# Gauging interest in wah/vol/exp enclosures



## ADAOCE (Nov 6, 2020)

Hey guys,

my brother in law has a pretty sweet machine shop and we’re always thinking of ideas for projects. If we were to come up with an enclosure to house wah/volume/expression pedals circuits would anyone be interested? I’m thinking similar to the Ernie ball volume pedals because they look to be easier to cnc machine. We could easily add mods to that design to accommodate jack placement or switches.

just looking for some thoughts as I’m trying to sketch some stuff out. Also let me know if other requests and I can see what’s possible.


----------



## r.callison (Nov 6, 2020)

I'd be interested, depending on where the price point lands. Actually took my EB pedal apart the other day, curious if I could fit an modded OD in, seems entirely possible.


----------



## Dali (Nov 6, 2020)

Sadly, for me it will be all about price (including shipping).

I'm pretty sure it will need to be different (not necessarily cheaper) of the "defacto" one:









						Expression Pedal Shell Kit
					

Small Bear Electronics DIY Parts




					smallbear-electronics.mybigcommerce.com


----------



## BuddytheReow (Nov 6, 2020)

Same here. Price dependent


----------



## Nostradoomus (Nov 6, 2020)

Same, being in Canada there’s some hefty costs to consider. I’ve always had good luck waiting for a 30-40 dollar crybaby to show up used locally as it is!


----------



## dawson (Nov 6, 2020)

I'm super intrigued by the idea- here are a couple of my thoughts:

I'd make sure not to overlook the weight of the device- I've got one of the shells from Small Bear and I like the function of it a lot, but the thing weighs a ton and will completely throw off the balance of a board.  Also, I personally prefer top-mounted jacks, or the freedom to place my own holes, where as the enclosure from Small Bear comes with jack holes drilled & recessed.
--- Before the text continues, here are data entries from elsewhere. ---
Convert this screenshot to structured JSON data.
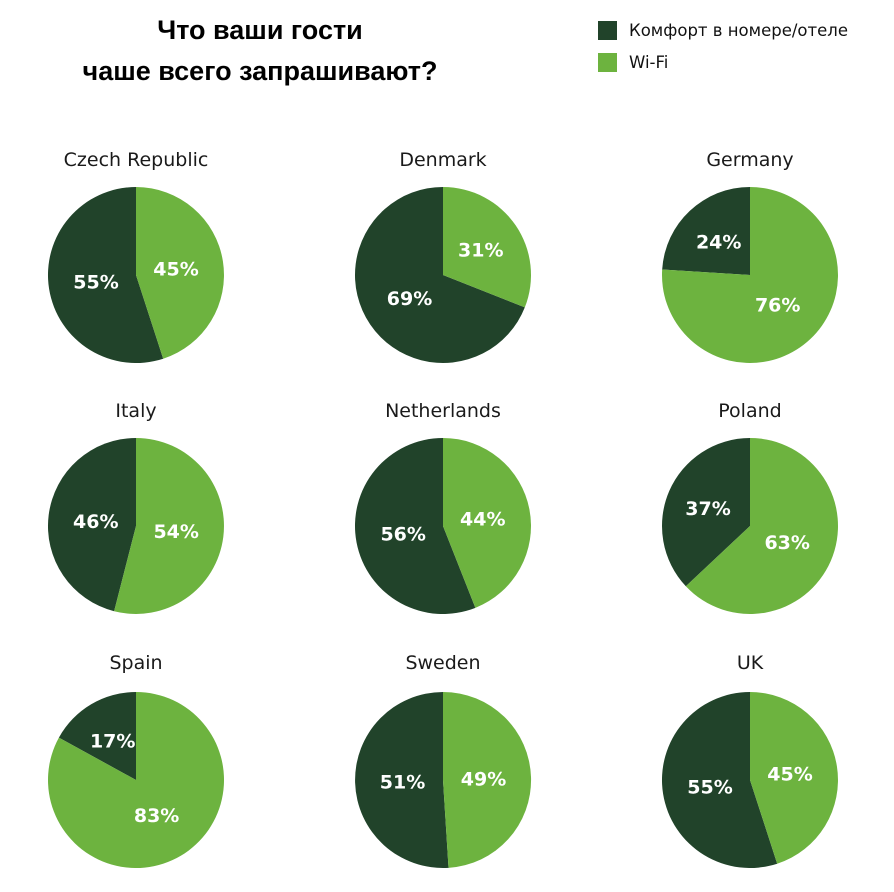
{
  "title": {
    "line1": "Что ваши гости",
    "line2": "чаше всего запрашивают?"
  },
  "legend": [
    {
      "label": "Комфорт в номере/отеле",
      "color": "#21432a"
    },
    {
      "label": "Wi-Fi",
      "color": "#6db33f"
    }
  ],
  "chart_data": {
    "type": "pie",
    "title": "Что ваши гости чаше всего запрашивают?",
    "series_names": [
      "Комфорт в номере/отеле",
      "Wi-Fi"
    ],
    "colors": [
      "#21432a",
      "#6db33f"
    ],
    "charts": [
      {
        "country": "Czech Republic",
        "values": [
          55,
          45
        ]
      },
      {
        "country": "Denmark",
        "values": [
          69,
          31
        ]
      },
      {
        "country": "Germany",
        "values": [
          24,
          76
        ]
      },
      {
        "country": "Italy",
        "values": [
          46,
          54
        ]
      },
      {
        "country": "Netherlands",
        "values": [
          56,
          44
        ]
      },
      {
        "country": "Poland",
        "values": [
          37,
          63
        ]
      },
      {
        "country": "Spain",
        "values": [
          17,
          83
        ]
      },
      {
        "country": "Sweden",
        "values": [
          51,
          49
        ]
      },
      {
        "country": "UK",
        "values": [
          55,
          45
        ]
      }
    ]
  }
}
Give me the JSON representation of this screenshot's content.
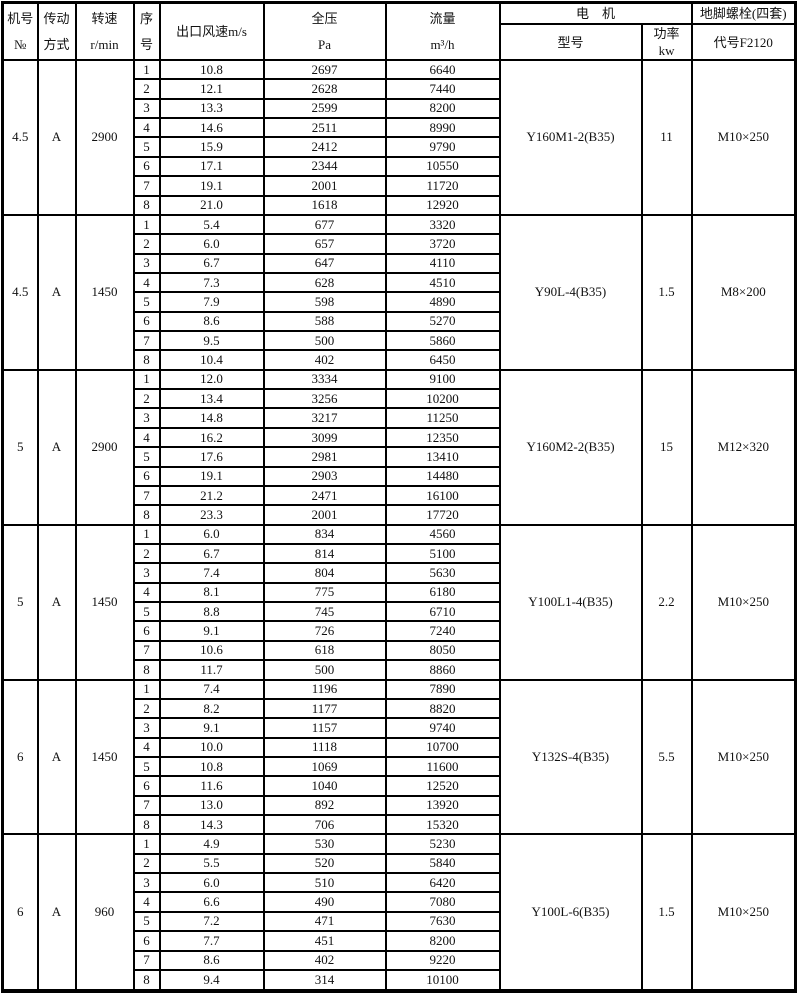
{
  "header": {
    "model_no": "机号\n№",
    "drive_mode": "传动\n方式",
    "speed": "转速\nr/min",
    "seq": "序\n号",
    "outlet_velocity": "出口风速m/s",
    "pressure": "全压\nPa",
    "flow": "流量\nm³/h",
    "motor": "电　机",
    "motor_model": "型号",
    "power": "功率\nkw",
    "bolt_title": "地脚螺栓(四套)",
    "bolt_code": "代号F2120"
  },
  "groups": [
    {
      "model_no": "4.5",
      "drive": "A",
      "rpm": "2900",
      "motor_model": "Y160M1-2(B35)",
      "power": "11",
      "bolt": "M10×250",
      "rows": [
        {
          "seq": "1",
          "velocity": "10.8",
          "pressure": "2697",
          "flow": "6640"
        },
        {
          "seq": "2",
          "velocity": "12.1",
          "pressure": "2628",
          "flow": "7440"
        },
        {
          "seq": "3",
          "velocity": "13.3",
          "pressure": "2599",
          "flow": "8200"
        },
        {
          "seq": "4",
          "velocity": "14.6",
          "pressure": "2511",
          "flow": "8990"
        },
        {
          "seq": "5",
          "velocity": "15.9",
          "pressure": "2412",
          "flow": "9790"
        },
        {
          "seq": "6",
          "velocity": "17.1",
          "pressure": "2344",
          "flow": "10550"
        },
        {
          "seq": "7",
          "velocity": "19.1",
          "pressure": "2001",
          "flow": "11720"
        },
        {
          "seq": "8",
          "velocity": "21.0",
          "pressure": "1618",
          "flow": "12920"
        }
      ]
    },
    {
      "model_no": "4.5",
      "drive": "A",
      "rpm": "1450",
      "motor_model": "Y90L-4(B35)",
      "power": "1.5",
      "bolt": "M8×200",
      "rows": [
        {
          "seq": "1",
          "velocity": "5.4",
          "pressure": "677",
          "flow": "3320"
        },
        {
          "seq": "2",
          "velocity": "6.0",
          "pressure": "657",
          "flow": "3720"
        },
        {
          "seq": "3",
          "velocity": "6.7",
          "pressure": "647",
          "flow": "4110"
        },
        {
          "seq": "4",
          "velocity": "7.3",
          "pressure": "628",
          "flow": "4510"
        },
        {
          "seq": "5",
          "velocity": "7.9",
          "pressure": "598",
          "flow": "4890"
        },
        {
          "seq": "6",
          "velocity": "8.6",
          "pressure": "588",
          "flow": "5270"
        },
        {
          "seq": "7",
          "velocity": "9.5",
          "pressure": "500",
          "flow": "5860"
        },
        {
          "seq": "8",
          "velocity": "10.4",
          "pressure": "402",
          "flow": "6450"
        }
      ]
    },
    {
      "model_no": "5",
      "drive": "A",
      "rpm": "2900",
      "motor_model": "Y160M2-2(B35)",
      "power": "15",
      "bolt": "M12×320",
      "rows": [
        {
          "seq": "1",
          "velocity": "12.0",
          "pressure": "3334",
          "flow": "9100"
        },
        {
          "seq": "2",
          "velocity": "13.4",
          "pressure": "3256",
          "flow": "10200"
        },
        {
          "seq": "3",
          "velocity": "14.8",
          "pressure": "3217",
          "flow": "11250"
        },
        {
          "seq": "4",
          "velocity": "16.2",
          "pressure": "3099",
          "flow": "12350"
        },
        {
          "seq": "5",
          "velocity": "17.6",
          "pressure": "2981",
          "flow": "13410"
        },
        {
          "seq": "6",
          "velocity": "19.1",
          "pressure": "2903",
          "flow": "14480"
        },
        {
          "seq": "7",
          "velocity": "21.2",
          "pressure": "2471",
          "flow": "16100"
        },
        {
          "seq": "8",
          "velocity": "23.3",
          "pressure": "2001",
          "flow": "17720"
        }
      ]
    },
    {
      "model_no": "5",
      "drive": "A",
      "rpm": "1450",
      "motor_model": "Y100L1-4(B35)",
      "power": "2.2",
      "bolt": "M10×250",
      "rows": [
        {
          "seq": "1",
          "velocity": "6.0",
          "pressure": "834",
          "flow": "4560"
        },
        {
          "seq": "2",
          "velocity": "6.7",
          "pressure": "814",
          "flow": "5100"
        },
        {
          "seq": "3",
          "velocity": "7.4",
          "pressure": "804",
          "flow": "5630"
        },
        {
          "seq": "4",
          "velocity": "8.1",
          "pressure": "775",
          "flow": "6180"
        },
        {
          "seq": "5",
          "velocity": "8.8",
          "pressure": "745",
          "flow": "6710"
        },
        {
          "seq": "6",
          "velocity": "9.1",
          "pressure": "726",
          "flow": "7240"
        },
        {
          "seq": "7",
          "velocity": "10.6",
          "pressure": "618",
          "flow": "8050"
        },
        {
          "seq": "8",
          "velocity": "11.7",
          "pressure": "500",
          "flow": "8860"
        }
      ]
    },
    {
      "model_no": "6",
      "drive": "A",
      "rpm": "1450",
      "motor_model": "Y132S-4(B35)",
      "power": "5.5",
      "bolt": "M10×250",
      "rows": [
        {
          "seq": "1",
          "velocity": "7.4",
          "pressure": "1196",
          "flow": "7890"
        },
        {
          "seq": "2",
          "velocity": "8.2",
          "pressure": "1177",
          "flow": "8820"
        },
        {
          "seq": "3",
          "velocity": "9.1",
          "pressure": "1157",
          "flow": "9740"
        },
        {
          "seq": "4",
          "velocity": "10.0",
          "pressure": "1118",
          "flow": "10700"
        },
        {
          "seq": "5",
          "velocity": "10.8",
          "pressure": "1069",
          "flow": "11600"
        },
        {
          "seq": "6",
          "velocity": "11.6",
          "pressure": "1040",
          "flow": "12520"
        },
        {
          "seq": "7",
          "velocity": "13.0",
          "pressure": "892",
          "flow": "13920"
        },
        {
          "seq": "8",
          "velocity": "14.3",
          "pressure": "706",
          "flow": "15320"
        }
      ]
    },
    {
      "model_no": "6",
      "drive": "A",
      "rpm": "960",
      "motor_model": "Y100L-6(B35)",
      "power": "1.5",
      "bolt": "M10×250",
      "rows": [
        {
          "seq": "1",
          "velocity": "4.9",
          "pressure": "530",
          "flow": "5230"
        },
        {
          "seq": "2",
          "velocity": "5.5",
          "pressure": "520",
          "flow": "5840"
        },
        {
          "seq": "3",
          "velocity": "6.0",
          "pressure": "510",
          "flow": "6420"
        },
        {
          "seq": "4",
          "velocity": "6.6",
          "pressure": "490",
          "flow": "7080"
        },
        {
          "seq": "5",
          "velocity": "7.2",
          "pressure": "471",
          "flow": "7630"
        },
        {
          "seq": "6",
          "velocity": "7.7",
          "pressure": "451",
          "flow": "8200"
        },
        {
          "seq": "7",
          "velocity": "8.6",
          "pressure": "402",
          "flow": "9220"
        },
        {
          "seq": "8",
          "velocity": "9.4",
          "pressure": "314",
          "flow": "10100"
        }
      ]
    }
  ]
}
A huge issue I ran into while making a few plywood volume pedals (https://www.madbeanpedals.com/forum/index.php?topic=30931.msg298181#msg298181) is the installation of the string & spring.  It's very easy to make it hard on yourself.  I'd definitely watch the video of how the Ernie Ball strings are installed before planning your own method starting from scratch.






Good luck with this idea- I'll be looking forward to possibly seeing a prototype!


----------



## ADAOCE (Nov 7, 2020)

dawson said:


> I'm super intrigued by the idea- here are a couple of my thoughts:
> 
> I'd make sure not to overlook the weight of the device- I've got one of the shells from Small Bear and I like the function of it a lot, but the thing weighs a ton and will completely throw off the balance of a board.  Also, I personally prefer top-mounted jacks, or the freedom to place my own holes, where as the enclosure from Small Bear comes with jack holes drilled & recessed.
> 
> ...


Thanks for the input! I’ll be doing some prototyping soon. I have a few different avenues to go down here and thanks for for the video I’ll check that out.

when I get something prototyped I can figure out cost based on how many I were to make. We’re a little ways off from that though.


----------